Two randomized (n = 85) and six nonrandomized (n = 715) studies met the inclusion criteria. These studies assessed HA ± CS; studies of CS alone were not identified in the search. HA ± CS decreased the UTI rate per patient-year (pooled mean difference [MD] -2.56; 95% confidence interval [CI] -3.86, -1.26; p < 0.001) and increased the time to first UTI recurrence (pooled MD 130.05 days; 95% CI 5.84, 254.26; p = 0.04). There was heterogeneity in most outcomes considered, and publication bias in many studies. The standard of trial reporting was low. The patient population size, and the number of studies included, were small.

CONCLUSIONS

HA ± CS appears to reduce the rate of UTI and increase the time to recurrence in women with RUTI. As randomized controlled studies are available only for HA plus CS, the quality of evidence is higher for the combination than for HA alone.

摘要

引言与假设

目的是通过系统评价和荟萃分析,评估膀胱内注射透明质酸(HA)和硫酸软骨素(CS)单独或联合使用对成年女性复发性尿路感染(RUTI)的疗效。

方法

通过手工检索和交叉引用,从MEDLINE、Embase和Cochrane数据库中获取截至2016年11月的英文文章。纳入有RUTI病史记录的成年女性患者接受HA、CS或HA加CS的随机和非随机试验。所有汇总分析均采用随机效应模型。

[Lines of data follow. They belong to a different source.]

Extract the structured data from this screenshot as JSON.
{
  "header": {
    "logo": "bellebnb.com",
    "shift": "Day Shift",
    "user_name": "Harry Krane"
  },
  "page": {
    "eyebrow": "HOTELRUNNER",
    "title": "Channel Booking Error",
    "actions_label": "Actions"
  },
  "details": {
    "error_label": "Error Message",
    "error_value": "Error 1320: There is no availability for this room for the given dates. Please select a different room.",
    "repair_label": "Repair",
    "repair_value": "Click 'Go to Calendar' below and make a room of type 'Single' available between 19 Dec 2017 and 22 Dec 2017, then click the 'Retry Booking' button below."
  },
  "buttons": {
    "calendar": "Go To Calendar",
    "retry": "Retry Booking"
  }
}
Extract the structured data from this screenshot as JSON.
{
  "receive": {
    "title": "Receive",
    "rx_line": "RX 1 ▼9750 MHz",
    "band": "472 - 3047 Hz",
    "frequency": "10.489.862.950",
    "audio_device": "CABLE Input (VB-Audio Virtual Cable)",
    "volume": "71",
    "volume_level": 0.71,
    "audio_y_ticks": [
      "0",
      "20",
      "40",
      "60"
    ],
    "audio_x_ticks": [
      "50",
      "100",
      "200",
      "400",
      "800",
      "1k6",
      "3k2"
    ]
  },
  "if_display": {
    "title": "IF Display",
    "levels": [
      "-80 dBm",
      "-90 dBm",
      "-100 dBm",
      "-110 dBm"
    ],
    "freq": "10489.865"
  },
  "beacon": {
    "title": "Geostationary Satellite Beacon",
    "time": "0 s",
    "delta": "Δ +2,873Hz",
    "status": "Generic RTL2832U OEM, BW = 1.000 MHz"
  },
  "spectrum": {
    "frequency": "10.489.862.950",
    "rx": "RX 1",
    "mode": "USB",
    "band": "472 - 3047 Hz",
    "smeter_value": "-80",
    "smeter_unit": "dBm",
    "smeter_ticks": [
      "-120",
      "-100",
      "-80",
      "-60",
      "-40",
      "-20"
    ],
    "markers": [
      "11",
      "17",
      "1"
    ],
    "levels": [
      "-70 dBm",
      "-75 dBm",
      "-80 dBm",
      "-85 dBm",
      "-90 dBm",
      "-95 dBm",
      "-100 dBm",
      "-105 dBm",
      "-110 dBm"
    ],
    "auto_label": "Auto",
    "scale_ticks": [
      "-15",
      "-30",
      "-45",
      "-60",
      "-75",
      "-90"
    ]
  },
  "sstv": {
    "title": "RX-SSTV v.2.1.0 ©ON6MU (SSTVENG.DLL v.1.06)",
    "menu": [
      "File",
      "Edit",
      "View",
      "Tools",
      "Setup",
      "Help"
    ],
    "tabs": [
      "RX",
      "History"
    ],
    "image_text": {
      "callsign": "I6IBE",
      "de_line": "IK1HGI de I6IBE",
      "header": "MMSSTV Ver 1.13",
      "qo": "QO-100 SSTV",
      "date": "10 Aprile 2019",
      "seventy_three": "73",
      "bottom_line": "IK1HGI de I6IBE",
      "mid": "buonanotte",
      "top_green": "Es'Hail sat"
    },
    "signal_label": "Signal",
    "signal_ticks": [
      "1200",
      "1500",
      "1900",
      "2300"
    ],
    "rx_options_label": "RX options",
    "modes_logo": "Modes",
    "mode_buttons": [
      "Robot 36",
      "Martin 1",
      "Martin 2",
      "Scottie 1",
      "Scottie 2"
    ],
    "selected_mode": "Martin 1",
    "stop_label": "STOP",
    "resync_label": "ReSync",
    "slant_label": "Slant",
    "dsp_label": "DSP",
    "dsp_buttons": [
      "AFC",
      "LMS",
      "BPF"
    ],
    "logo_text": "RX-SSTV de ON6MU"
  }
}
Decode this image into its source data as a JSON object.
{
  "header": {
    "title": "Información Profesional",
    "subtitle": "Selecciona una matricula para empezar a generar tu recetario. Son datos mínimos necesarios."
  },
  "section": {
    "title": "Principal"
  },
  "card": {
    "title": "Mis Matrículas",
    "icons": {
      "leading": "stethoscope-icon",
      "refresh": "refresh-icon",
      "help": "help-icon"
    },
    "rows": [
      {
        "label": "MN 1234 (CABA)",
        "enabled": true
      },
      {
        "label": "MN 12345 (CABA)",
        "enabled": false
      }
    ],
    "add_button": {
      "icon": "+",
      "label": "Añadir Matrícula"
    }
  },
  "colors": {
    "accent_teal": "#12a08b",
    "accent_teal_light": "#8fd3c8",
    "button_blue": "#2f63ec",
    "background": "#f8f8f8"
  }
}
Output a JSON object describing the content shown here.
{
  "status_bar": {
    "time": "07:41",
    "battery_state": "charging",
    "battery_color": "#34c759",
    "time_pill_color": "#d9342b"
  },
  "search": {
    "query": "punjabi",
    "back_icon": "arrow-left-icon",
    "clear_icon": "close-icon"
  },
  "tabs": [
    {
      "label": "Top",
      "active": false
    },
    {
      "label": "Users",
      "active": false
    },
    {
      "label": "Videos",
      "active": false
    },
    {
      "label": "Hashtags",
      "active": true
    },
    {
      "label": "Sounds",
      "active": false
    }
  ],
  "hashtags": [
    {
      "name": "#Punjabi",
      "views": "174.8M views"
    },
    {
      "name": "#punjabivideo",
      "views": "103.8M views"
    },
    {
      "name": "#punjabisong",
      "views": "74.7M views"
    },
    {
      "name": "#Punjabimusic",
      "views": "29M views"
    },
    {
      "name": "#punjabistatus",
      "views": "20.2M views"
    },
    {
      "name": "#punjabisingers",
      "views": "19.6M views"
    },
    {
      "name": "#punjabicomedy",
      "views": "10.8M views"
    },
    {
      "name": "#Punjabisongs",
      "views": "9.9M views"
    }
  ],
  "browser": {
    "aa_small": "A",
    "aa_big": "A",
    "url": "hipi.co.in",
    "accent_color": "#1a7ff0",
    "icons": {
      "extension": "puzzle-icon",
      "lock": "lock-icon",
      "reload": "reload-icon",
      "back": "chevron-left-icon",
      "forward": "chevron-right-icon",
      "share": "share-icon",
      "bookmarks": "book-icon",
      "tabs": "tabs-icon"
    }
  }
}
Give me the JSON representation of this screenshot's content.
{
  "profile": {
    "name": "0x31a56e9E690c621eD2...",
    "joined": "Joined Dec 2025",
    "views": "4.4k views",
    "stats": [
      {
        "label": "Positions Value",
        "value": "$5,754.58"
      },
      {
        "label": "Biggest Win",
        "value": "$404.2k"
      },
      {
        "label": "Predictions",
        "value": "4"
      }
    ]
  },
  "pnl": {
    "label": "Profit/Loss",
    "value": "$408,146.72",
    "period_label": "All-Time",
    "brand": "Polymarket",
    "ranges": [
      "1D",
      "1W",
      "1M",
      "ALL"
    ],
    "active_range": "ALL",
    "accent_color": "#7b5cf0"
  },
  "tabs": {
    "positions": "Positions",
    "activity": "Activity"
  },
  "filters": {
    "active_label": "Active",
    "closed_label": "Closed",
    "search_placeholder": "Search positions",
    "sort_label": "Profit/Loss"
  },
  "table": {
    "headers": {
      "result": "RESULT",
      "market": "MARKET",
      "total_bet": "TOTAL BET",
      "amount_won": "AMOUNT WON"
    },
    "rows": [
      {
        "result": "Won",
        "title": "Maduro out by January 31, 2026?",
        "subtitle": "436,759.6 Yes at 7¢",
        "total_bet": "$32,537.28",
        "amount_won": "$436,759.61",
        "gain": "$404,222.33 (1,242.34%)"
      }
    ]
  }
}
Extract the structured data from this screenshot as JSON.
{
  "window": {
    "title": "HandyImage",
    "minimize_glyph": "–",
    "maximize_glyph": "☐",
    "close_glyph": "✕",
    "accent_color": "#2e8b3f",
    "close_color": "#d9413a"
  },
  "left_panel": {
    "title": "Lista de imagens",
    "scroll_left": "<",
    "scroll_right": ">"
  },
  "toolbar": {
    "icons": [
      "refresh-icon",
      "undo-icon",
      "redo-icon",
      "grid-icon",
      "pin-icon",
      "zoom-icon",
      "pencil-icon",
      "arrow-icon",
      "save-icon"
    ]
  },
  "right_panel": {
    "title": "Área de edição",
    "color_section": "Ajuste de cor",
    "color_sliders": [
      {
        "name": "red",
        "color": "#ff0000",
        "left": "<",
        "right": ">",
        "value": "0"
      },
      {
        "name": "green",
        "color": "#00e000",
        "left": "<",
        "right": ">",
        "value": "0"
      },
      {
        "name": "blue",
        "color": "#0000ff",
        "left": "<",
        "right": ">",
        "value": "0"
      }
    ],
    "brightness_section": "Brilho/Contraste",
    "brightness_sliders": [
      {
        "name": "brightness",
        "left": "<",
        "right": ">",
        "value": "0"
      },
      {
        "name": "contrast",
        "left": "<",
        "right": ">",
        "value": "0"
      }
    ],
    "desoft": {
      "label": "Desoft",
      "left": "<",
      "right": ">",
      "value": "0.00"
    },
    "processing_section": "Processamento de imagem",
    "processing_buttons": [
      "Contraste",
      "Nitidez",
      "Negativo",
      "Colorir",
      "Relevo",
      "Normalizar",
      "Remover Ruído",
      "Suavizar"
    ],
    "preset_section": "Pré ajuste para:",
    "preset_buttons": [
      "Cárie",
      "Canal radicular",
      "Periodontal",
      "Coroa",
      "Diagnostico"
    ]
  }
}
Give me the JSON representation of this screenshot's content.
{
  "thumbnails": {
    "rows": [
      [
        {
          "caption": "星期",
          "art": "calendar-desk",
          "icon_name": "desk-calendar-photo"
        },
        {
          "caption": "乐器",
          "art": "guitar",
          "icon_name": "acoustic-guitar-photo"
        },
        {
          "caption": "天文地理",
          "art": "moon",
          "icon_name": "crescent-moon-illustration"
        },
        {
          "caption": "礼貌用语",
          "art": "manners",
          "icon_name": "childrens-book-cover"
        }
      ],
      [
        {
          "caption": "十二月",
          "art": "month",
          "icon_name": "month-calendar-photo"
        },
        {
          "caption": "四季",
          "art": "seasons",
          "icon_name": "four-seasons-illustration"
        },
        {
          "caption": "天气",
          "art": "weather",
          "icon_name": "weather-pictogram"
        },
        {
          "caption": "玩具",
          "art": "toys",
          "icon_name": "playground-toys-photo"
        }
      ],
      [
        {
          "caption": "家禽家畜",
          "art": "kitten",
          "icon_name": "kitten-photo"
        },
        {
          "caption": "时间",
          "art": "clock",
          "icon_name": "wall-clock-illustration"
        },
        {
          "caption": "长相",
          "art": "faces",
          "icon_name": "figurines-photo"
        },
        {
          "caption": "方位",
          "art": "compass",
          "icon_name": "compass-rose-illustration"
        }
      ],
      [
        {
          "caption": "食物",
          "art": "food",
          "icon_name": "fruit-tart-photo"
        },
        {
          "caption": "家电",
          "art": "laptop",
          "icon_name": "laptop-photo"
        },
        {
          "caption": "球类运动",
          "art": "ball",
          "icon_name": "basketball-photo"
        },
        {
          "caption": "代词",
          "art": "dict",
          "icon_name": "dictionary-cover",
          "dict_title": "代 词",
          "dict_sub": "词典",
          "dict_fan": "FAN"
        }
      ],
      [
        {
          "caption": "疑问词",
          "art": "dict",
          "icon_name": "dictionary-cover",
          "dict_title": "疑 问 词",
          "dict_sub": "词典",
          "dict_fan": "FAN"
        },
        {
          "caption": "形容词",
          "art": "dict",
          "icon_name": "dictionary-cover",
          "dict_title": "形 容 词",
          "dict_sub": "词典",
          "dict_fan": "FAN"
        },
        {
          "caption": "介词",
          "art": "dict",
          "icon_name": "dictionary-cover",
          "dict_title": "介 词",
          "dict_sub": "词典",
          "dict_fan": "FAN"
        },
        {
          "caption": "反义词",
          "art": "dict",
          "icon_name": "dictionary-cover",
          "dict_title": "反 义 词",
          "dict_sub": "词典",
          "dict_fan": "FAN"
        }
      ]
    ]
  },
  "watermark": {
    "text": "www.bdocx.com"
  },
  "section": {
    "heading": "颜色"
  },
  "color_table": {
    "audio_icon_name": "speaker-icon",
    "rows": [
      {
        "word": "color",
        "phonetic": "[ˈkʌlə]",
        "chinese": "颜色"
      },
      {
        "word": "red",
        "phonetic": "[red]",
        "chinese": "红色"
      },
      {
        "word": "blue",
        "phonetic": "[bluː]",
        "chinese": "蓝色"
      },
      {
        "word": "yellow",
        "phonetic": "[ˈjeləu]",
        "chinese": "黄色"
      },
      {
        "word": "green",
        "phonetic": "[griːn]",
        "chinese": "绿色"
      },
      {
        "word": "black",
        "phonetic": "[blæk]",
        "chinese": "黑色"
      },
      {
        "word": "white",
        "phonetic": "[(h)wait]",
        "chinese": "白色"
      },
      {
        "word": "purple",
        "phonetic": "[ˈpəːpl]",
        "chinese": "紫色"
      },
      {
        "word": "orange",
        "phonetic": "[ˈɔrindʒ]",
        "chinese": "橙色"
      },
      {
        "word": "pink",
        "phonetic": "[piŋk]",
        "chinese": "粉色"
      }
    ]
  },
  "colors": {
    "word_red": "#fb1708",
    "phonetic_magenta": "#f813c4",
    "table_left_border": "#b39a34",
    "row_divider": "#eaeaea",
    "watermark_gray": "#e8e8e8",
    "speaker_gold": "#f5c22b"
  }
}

对单个研究和所有研究进行偏倚风险评估。

结果

两项随机试验(n = 85)和六项非随机试验(n = 715)符合纳入标准。这些研究评估了HA ± CS;检索中未发现单独使用CS的研究。HA ± CS降低了每位患者每年的UTI发生率(汇总平均差[MD] -2.56;95%置信区间[CI] -3.86,-1.26;p < 0.001),并延长了首次UTI复发时间(汇总MD 130.05天;95% CI 5.84,254.26;p = 0.04)。在大多数考虑的结局中存在异质性,许多研究存在发表偏倚。试验报告的标准较低。患者群体规模和纳入的研究数量较少。

结论

HA ± CS似乎可降低RUTI女性的UTI发生率并延长复发时间。由于仅存在HA加CS的随机对照研究,联合使用的证据质量高于单独使用HA。